I glanced out the window, eyeing the frost that had formed on its edges.
Willa had a way about her. People like me—non-believers—would call her perceptive. Or batty. But those who bought into the idea of ghosts and ghouls and spirits and angels tended to think of her as a spiritual guide.
I believed that Willa was simply very good at her craft. She’d never once admitted to this, but I assumed she studied her clients carefully and picked out the most generic things to say—generic enough that they would readily resonate with it and provide more information on their own.
After all, if there were such otherworldly things that existed among us, I would’ve encountered them in my extended time on this earth.
The handmaid appeared at our side with two crystal decanters, both filled with red liquid. One blood, one wine.
“You know how I like it, darling,” Willa told her, a slight inflection in her tone as her lips curved around the endearment.
The handmaid nodded, deftly filling a waiting glass with a generous splash of both.
“And yourself, Ms. Waters?”
I stared at the offered libations, watching the dim light shimmer through the semi-translucent red wine.

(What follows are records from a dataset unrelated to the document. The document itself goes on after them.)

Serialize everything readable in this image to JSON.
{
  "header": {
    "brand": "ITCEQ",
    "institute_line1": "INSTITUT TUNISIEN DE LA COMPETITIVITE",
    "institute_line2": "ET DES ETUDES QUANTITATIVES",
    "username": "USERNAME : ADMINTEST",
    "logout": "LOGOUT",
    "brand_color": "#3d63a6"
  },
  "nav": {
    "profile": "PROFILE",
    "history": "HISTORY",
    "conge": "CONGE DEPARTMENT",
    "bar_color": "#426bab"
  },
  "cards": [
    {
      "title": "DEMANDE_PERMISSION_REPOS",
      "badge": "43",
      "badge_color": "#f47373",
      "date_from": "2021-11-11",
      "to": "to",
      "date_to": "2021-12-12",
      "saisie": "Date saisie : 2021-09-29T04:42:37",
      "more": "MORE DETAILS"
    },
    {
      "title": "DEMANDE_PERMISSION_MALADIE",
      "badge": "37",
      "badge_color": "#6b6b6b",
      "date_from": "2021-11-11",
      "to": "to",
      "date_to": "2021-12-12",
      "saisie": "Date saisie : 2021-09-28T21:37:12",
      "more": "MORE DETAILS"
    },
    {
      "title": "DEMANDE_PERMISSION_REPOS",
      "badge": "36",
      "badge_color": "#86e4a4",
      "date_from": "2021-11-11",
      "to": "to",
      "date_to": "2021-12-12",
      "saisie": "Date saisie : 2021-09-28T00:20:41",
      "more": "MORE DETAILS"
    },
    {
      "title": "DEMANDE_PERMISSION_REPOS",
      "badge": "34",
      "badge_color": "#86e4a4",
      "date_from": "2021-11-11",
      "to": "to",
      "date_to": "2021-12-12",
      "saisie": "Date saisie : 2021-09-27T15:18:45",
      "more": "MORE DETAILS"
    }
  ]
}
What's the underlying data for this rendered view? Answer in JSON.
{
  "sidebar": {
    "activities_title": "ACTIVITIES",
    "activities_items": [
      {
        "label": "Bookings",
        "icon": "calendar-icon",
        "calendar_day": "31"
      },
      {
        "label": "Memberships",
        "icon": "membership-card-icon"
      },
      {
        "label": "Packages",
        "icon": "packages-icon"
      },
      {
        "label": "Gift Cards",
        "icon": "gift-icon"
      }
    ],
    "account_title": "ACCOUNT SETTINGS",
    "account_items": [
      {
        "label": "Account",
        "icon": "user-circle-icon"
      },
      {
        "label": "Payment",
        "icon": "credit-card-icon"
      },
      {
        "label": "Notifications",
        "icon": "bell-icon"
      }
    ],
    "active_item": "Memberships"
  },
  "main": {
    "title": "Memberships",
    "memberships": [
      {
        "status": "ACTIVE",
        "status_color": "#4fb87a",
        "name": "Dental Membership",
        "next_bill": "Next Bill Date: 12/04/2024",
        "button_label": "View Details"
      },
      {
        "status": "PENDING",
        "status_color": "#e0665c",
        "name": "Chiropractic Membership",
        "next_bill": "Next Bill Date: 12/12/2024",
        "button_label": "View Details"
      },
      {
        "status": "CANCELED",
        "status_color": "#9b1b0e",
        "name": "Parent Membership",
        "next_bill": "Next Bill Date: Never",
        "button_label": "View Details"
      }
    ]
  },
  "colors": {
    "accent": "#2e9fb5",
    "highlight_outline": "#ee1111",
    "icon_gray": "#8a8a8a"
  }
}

It wouldn’t be enough. I knew it with unerring certainty. Even if the blood was sweet from a willing donor and mixed with the headiest vintage red, it would not compare to a single lick of the wytch’s blood.
Curse it all.
Is this how it would be now? Would everything else—blood, wine, conversation—feel like a pale echo of something greater? All because I had ingested a few drops of her blood? It haunted me, the rush of warmth and power, the newfound heartbeat that coursed through me like molten gold .
“Just wine.”
Willa’s sharp look indicated I’d been too abrupt with the handmaid.
“Thank you,” I added.
She handed me a glass and I accepted it by the stem. Two pairs of eyes stared at me expectantly, and I tilted the wine to my lips.